According to the Eurobarometer surveys, over the past five years, the cost of living and climate change have consistently featured in the five most important issues facing the EU. This confirms that the EU cannot afford to choose between climate and the economy; between sustainability and affordability – we must do both.

The upcoming EU legislators must find the right balance and promote an inclusive, pragmatic and affordable climate policy without sacrificing the ambition of a net zero EU by 2050.

[Download the summary]         [Download the Manifesto]


Key recommendations from the sector

The European Biodiesel Board’s key recommendations for the 2024-2029 EU legislative term include:


1. A consistent strategy for biofuels and the bioeconomy

  • Undertake a strategic review of bio-based raw materials in Europe, similarly to what was done for other raw materials;
  • Review the limit set for the contribution of waste biofuels to the Renewable Energy Directive (RED) transport target, taking into account the addition of feedstocks;
  • Recognise the benefits brought by crop-based biodiesel to EU’s strategic food and feed autonomy, including in the upcoming “Protein Strategy”;
  • Align the EU Taxonomy with the RED to promote investments in all sustainable biodiesel.


2. A pragmatic and fully-fledged integration of biodiesel in the transport sector’s decarbonisation policies

Up to 2050, electrification, hydrogen and other solutions will need to be complemented by biodiesel blends in road transport. This requires:

  • A comprehensive vision for renewable fuels beyond 2030, including the adoption of sectorial renewable targets for 2040 and sub-targets for road transport in the scope of the RED and the Effort Sharing Directive;
  • An attractive and harmonised taxation policy that further displaces the demand for fossil diesel towards renewable fuels;
  • Reviewed CO2 emission standards for new vehicles (light and heavy-duty) to recognise the role of all renewable fuels in decarbonising transport.

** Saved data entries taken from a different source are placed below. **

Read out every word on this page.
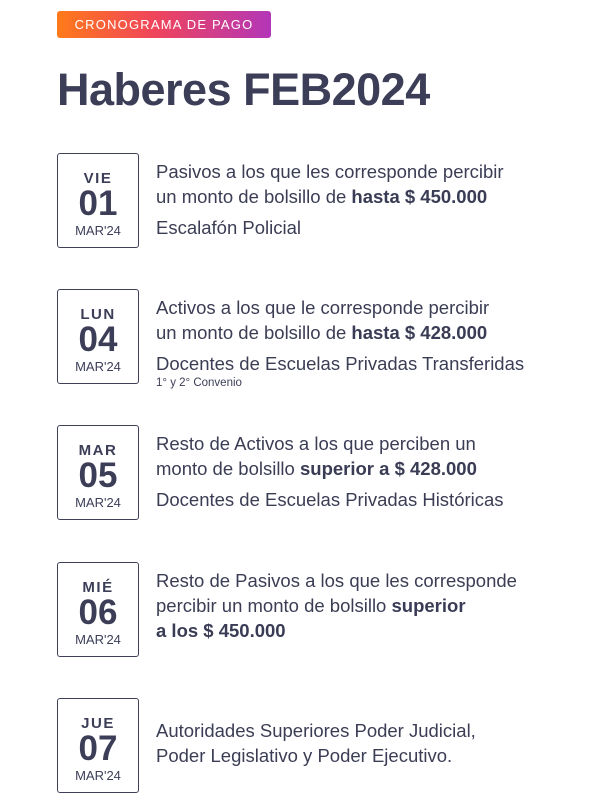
CRONOGRAMA DE PAGO
Haberes FEB2024
VIE
01
MAR'24
Pasivos a los que les corresponde percibir
un monto de bolsillo de hasta $ 450.000
Escalafón Policial
LUN
04
MAR'24
Activos a los que le corresponde percibir
un monto de bolsillo de hasta $ 428.000
Docentes de Escuelas Privadas Transferidas
1° y 2° Convenio
MAR
05
MAR'24
Resto de Activos a los que perciben un
monto de bolsillo superior a $ 428.000
Docentes de Escuelas Privadas Históricas
MIÉ
06
MAR'24
Resto de Pasivos a los que les corresponde
percibir un monto de bolsillo superior
a los $ 450.000
JUE
07
MAR'24
Autoridades Superiores Poder Judicial,
Poder Legislativo y Poder Ejecutivo.
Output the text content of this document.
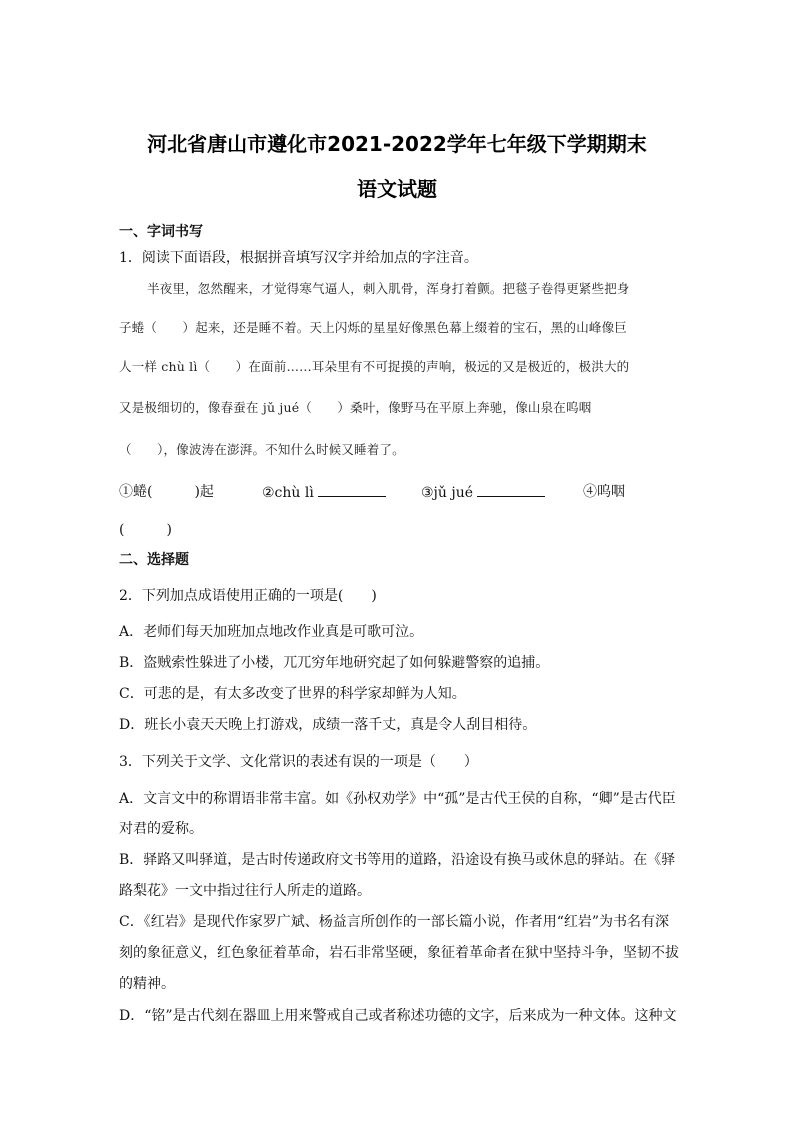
河北省唐山市遵化市2021-2022学年七年级下学期期末
语文试题
一、字词书写
1．阅读下面语段，根据拼音填写汉字并给加点的字注音。
半夜里，忽然醒来，才觉得寒气逼人，刺入肌骨，浑身打着颤。把毯子卷得更紧些把身
子蜷（　　）起来，还是睡不着。天上闪烁的星星好像黑色幕上缀着的宝石，黑的山峰像巨
人一样 chù lì（　　）在面前……耳朵里有不可捉摸的声响，极远的又是极近的，极洪大的
又是极细切的，像春蚕在 jǔ jué（　　）桑叶，像野马在平原上奔驰，像山泉在呜咽
（　　），像波涛在澎湃。不知什么时候又睡着了。
①蜷(　　　)起	②chù lì	③jǔ jué	④呜咽
(　　　)
二、选择题
2．下列加点成语使用正确的一项是(　　)
A．老师们每天加班加点地改作业真是可歌可泣。
B．盗贼索性躲进了小楼，兀兀穷年地研究起了如何躲避警察的追捕。
C．可悲的是，有太多改变了世界的科学家却鲜为人知。
D．班长小袁天天晚上打游戏，成绩一落千丈，真是令人刮目相待。
3．下列关于文学、文化常识的表述有误的一项是（　　）
A．文言文中的称谓语非常丰富。如《孙权劝学》中“孤”是古代王侯的自称，“卿”是古代臣
对君的爱称。
B．驿路又叫驿道，是古时传递政府文书等用的道路，沿途设有换马或休息的驿站。在《驿
路梨花》一文中指过往行人所走的道路。
C．《红岩》是现代作家罗广斌、杨益言所创作的一部长篇小说，作者用“红岩”为书名有深
刻的象征意义，红色象征着革命，岩石非常坚硬，象征着革命者在狱中坚持斗争，坚韧不拔
的精神。
D．“铭”是古代刻在器皿上用来警戒自己或者称述功德的文字，后来成为一种文体。这种文
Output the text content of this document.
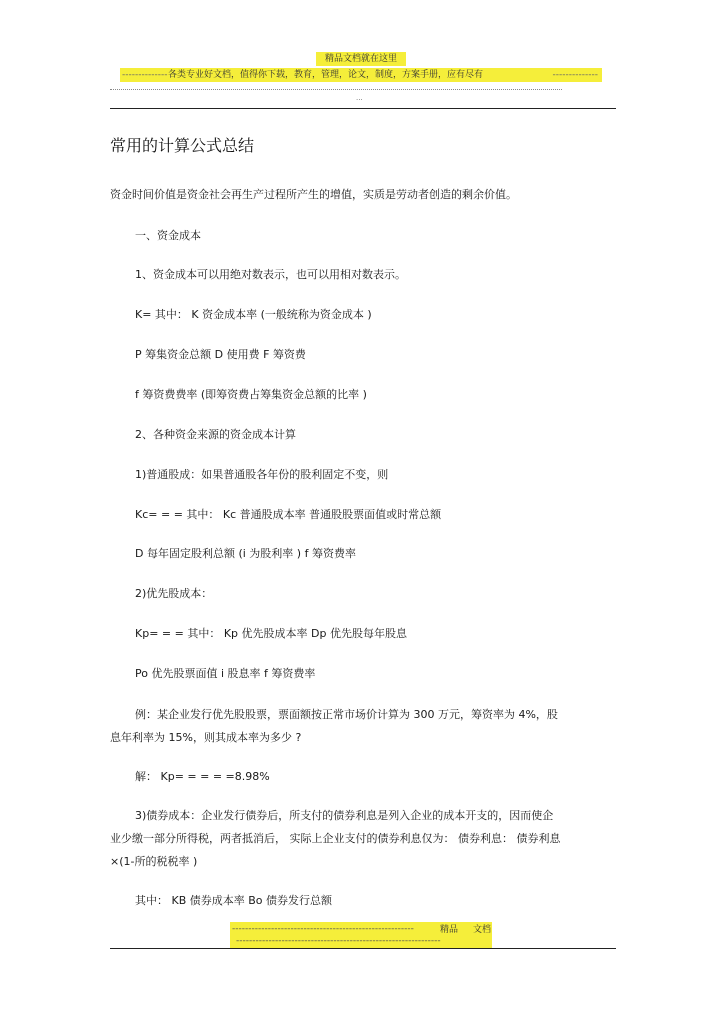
精品文档就在这里
-------------- 各类专业好文档，值得你下载，教育，管理，论文，制度，方案手册，应有尽有	--------------
...
常用的计算公式总结
资金时间价值是资金社会再生产过程所产生的增值，实质是劳动者创造的剩余价值。
一、资金成本
1、资金成本可以用绝对数表示，也可以用相对数表示。
K= 其中： K 资金成本率 (一般统称为资金成本 )
P 筹集资金总额 D 使用费 F 筹资费
f 筹资费费率 (即筹资费占筹集资金总额的比率 )
2、各种资金来源的资金成本计算
1)普通股成：如果普通股各年份的股利固定不变，则
Kc= = = 其中： Kc 普通股成本率 普通股股票面值或时常总额
D 每年固定股利总额 (i 为股利率 ) f 筹资费率
2)优先股成本：
Kp= = = 其中： Kp 优先股成本率 Dp 优先股每年股息
Po 优先股票面值 i 股息率 f 筹资费率
例：某企业发行优先股股票，票面额按正常市场价计算为 300 万元，筹资率为 4%，股
息年利率为 15%，则其成本率为多少 ?
解： Kp= = = = =8.98%
3)债券成本：企业发行债券后，所支付的债券利息是列入企业的成本开支的，因而使企
业少缴一部分所得税，两者抵消后， 实际上企业支付的债券利息仅为： 债券利息： 债券利息
×(1-所的税税率 )
其中： KB 债券成本率 Bo 债券发行总额
--------------------------------------------------------	精品 文档
---------------------------------------------------------------
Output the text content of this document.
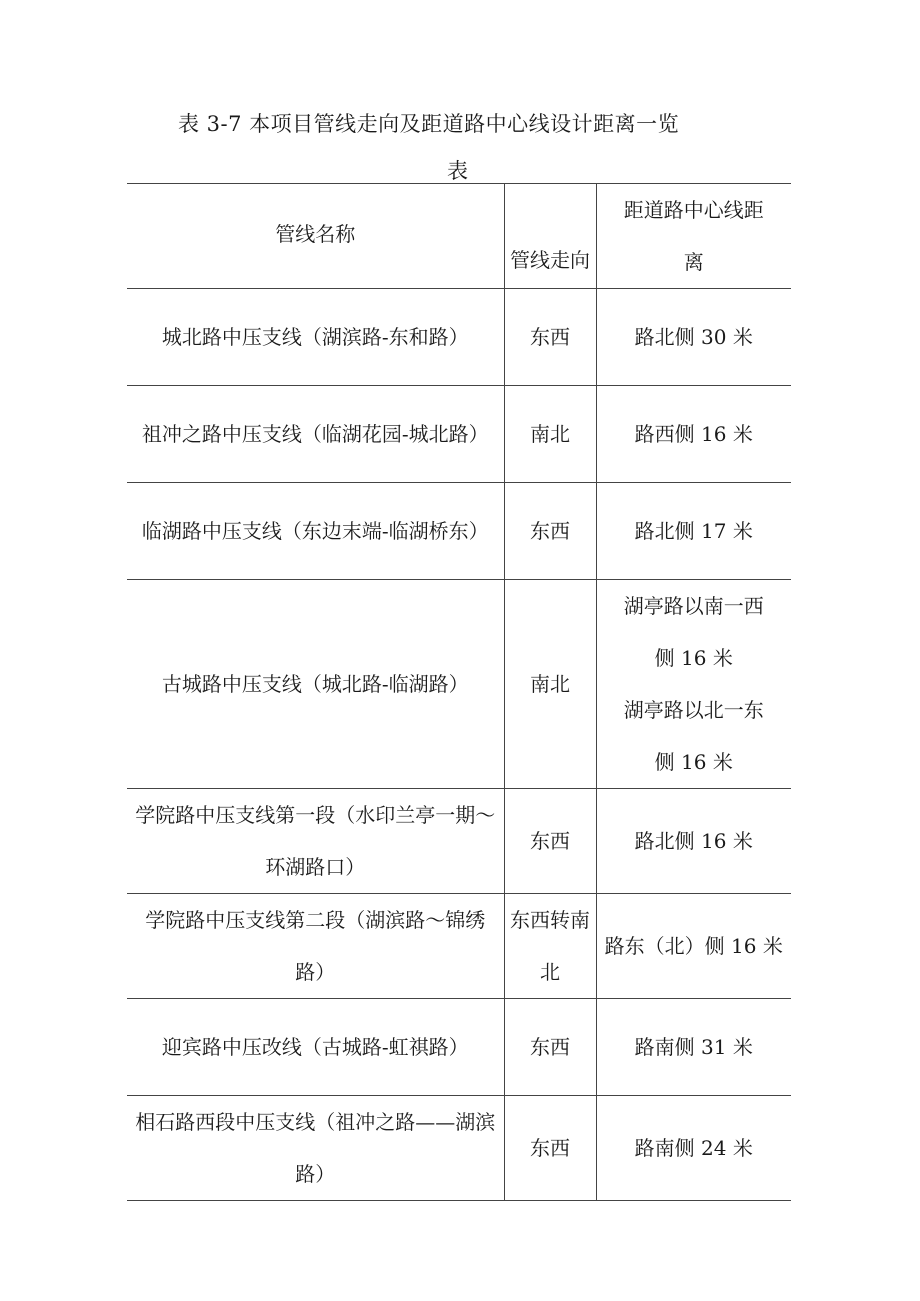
表 3-7 本项目管线走向及距道路中心线设计距离一览
表
管线名称	管线走向	距道路中心线距
离

城北路中压支线（湖滨路-东和路）	东西	路北侧 30 米
祖冲之路中压支线（临湖花园-城北路）	南北	路西侧 16 米
临湖路中压支线（东边末端-临湖桥东）	东西	路北侧 17 米
古城路中压支线（城北路-临湖路）	南北	湖亭路以南一西
侧 16 米
湖亭路以北一东
侧 16 米

学院路中压支线第一段（水印兰亭一期～环湖路口）	东西	路北侧 16 米
学院路中压支线第二段（湖滨路～锦绣路）	东西转南北	路东（北）侧 16 米
迎宾路中压改线（古城路-虹祺路）	东西	路南侧 31 米
相石路西段中压支线（祖冲之路——湖滨路）	东西	路南侧 24 米
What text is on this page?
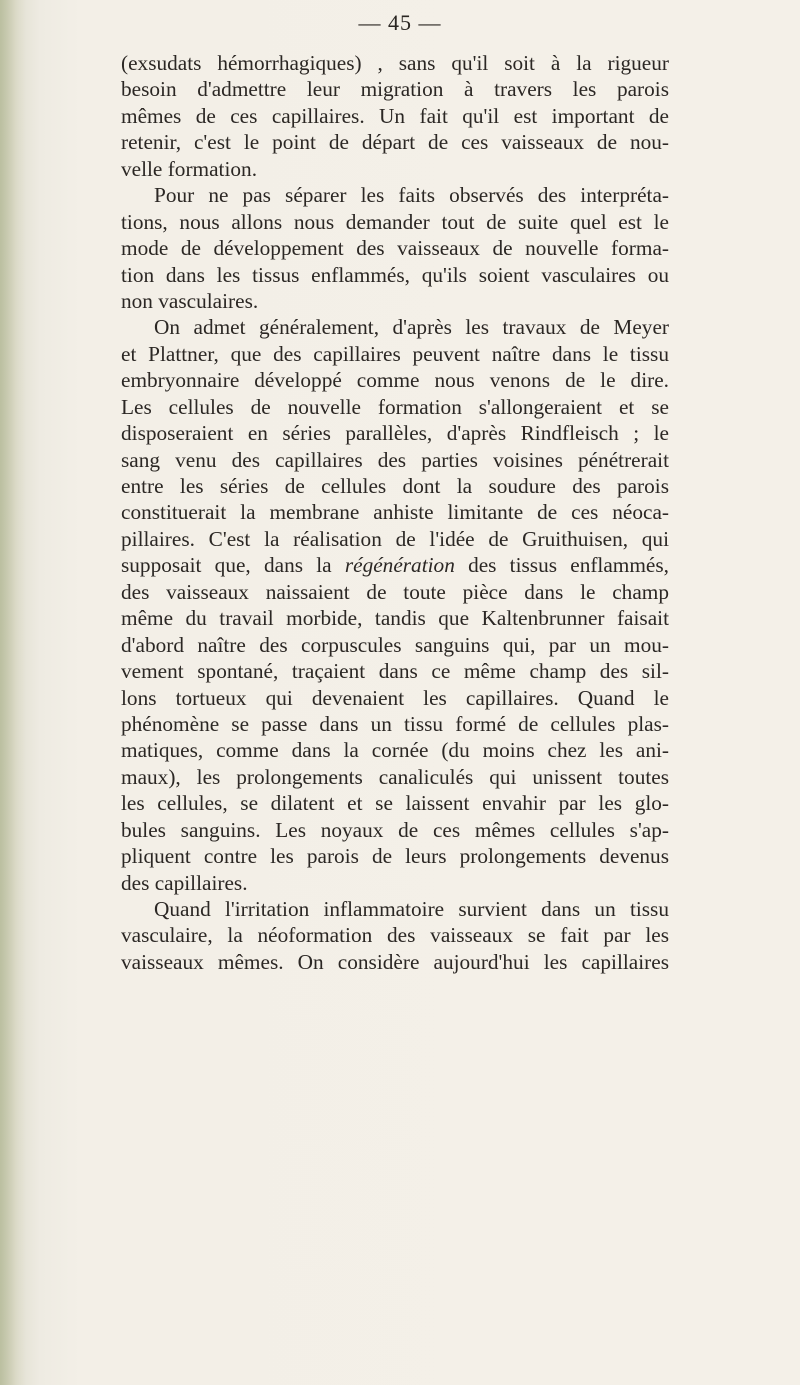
— 45 —
(exsudats hémorrhagiques) , sans qu'il soit à la rigueur
besoin d'admettre leur migration à travers les parois
mêmes de ces capillaires. Un fait qu'il est important de
retenir, c'est le point de départ de ces vaisseaux de nou-
velle formation.
Pour ne pas séparer les faits observés des interpréta-
tions, nous allons nous demander tout de suite quel est le
mode de développement des vaisseaux de nouvelle forma-
tion dans les tissus enflammés, qu'ils soient vasculaires ou
non vasculaires.
On admet généralement, d'après les travaux de Meyer
et Plattner, que des capillaires peuvent naître dans le tissu
embryonnaire développé comme nous venons de le dire.
Les cellules de nouvelle formation s'allongeraient et se
disposeraient en séries parallèles, d'après Rindfleisch ; le
sang venu des capillaires des parties voisines pénétrerait
entre les séries de cellules dont la soudure des parois
constituerait la membrane anhiste limitante de ces néoca-
pillaires. C'est la réalisation de l'idée de Gruithuisen, qui
supposait que, dans la régénération des tissus enflammés,
des vaisseaux naissaient de toute pièce dans le champ
même du travail morbide, tandis que Kaltenbrunner faisait
d'abord naître des corpuscules sanguins qui, par un mou-
vement spontané, traçaient dans ce même champ des sil-
lons tortueux qui devenaient les capillaires. Quand le
phénomène se passe dans un tissu formé de cellules plas-
matiques, comme dans la cornée (du moins chez les ani-
maux), les prolongements canaliculés qui unissent toutes
les cellules, se dilatent et se laissent envahir par les glo-
bules sanguins. Les noyaux de ces mêmes cellules s'ap-
pliquent contre les parois de leurs prolongements devenus
des capillaires.
Quand l'irritation inflammatoire survient dans un tissu
vasculaire, la néoformation des vaisseaux se fait par les
vaisseaux mêmes. On considère aujourd'hui les capillaires
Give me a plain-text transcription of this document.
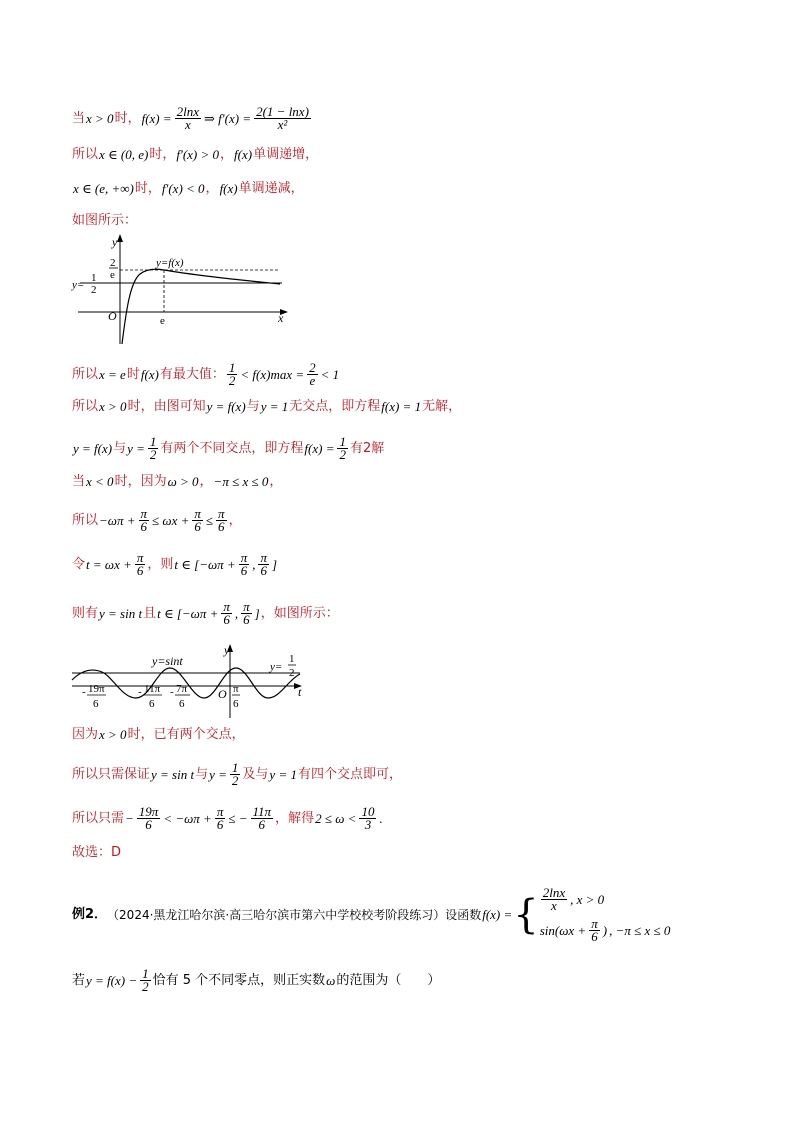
当 x > 0 时， $f(x) = \frac{2\ln x}{x}$ ⇒ $f'(x) = \frac{2(1 - \ln x)}{\text{x²}}$
所以 x ∈ (0, e) 时， f′(x) > 0 ， f(x) 单调递增，
x ∈ (e, +∞) 时， f′(x) < 0 ， f(x) 单调递减，
如图所示：
y
x
O	e
2
e
y=
1
2
y=f(x)
所以 x = e 时 f(x) 有最大值： $\frac{1}{2} < f(x)\max = \frac{2}{e} < 1$
所以 x > 0 时，由图可知 y = f(x) 与 y = 1 无交点，即方程 f(x) = 1 无解，
y = f(x) 与 $y = \frac{1}{2}$ 有两个不同交点，即方程 $f(x) = \frac{1}{2}$ 有2解
当 x < 0 时，因为 ω > 0 ， −π ≤ x ≤ 0 ，
所以 $-\omega\pi + \frac{\pi}{6} \le \omega x + \frac{\pi}{6} \le \frac{\pi}{6}$ ，
令 $t = \omega x + \frac{\pi}{6}$ ，则 t ∈ [$-\omega\pi + \frac{\pi}{6}$ , $\frac{\pi}{6}$ ]
则有 y = sin t 且 t ∈ [$-\omega\pi + \frac{\pi}{6}$ , $\frac{\pi}{6}$ ] ，如图所示：
y
t
O
y=sint	y=
1
2
- 19π
6
- 11π
6
- 7π
6
π
6
因为 x > 0 时，已有两个交点，
所以只需保证 y = sin t 与 $y = \frac{1}{2}$ 及与 y = 1 有四个交点即可，
所以只需 − $\frac{19\pi}{6} < -\omega\pi + \frac{\pi}{6}$ ≤ − $\frac{11\pi}{6}$ ，解得 $2 \le \omega < \frac{10}{3}$ .
故选：D
例2． （2024·黑龙江哈尔滨·高三哈尔滨市第六中学校校考阶段练习）设函数 f(x) = { $\frac{2\ln x}{x}$ , x > 0
$\sin(\omega x + \frac{\pi}{6}$ ) , −π ≤ x ≤ 0
若 $y = f(x) - \frac{1}{2}$ 恰有 5 个不同零点，则正实数 ω 的范围为（　　）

3. Decisive trade measures and strict sustainability standards enforcement

As the world’s largest market for biofuels, the EU is attracting more and more imports. EU biodiesel producers must be on a level-playing field with their non-EU counterparts, which requires a:

  • Strict enforcement of trade defence measures against dumping and unfair subsidies;
  • Review of the sustainability verification regime in the RED, to ensure that imports comply with the same strict certification criteria as European biofuels, and that fraud is prosecuted.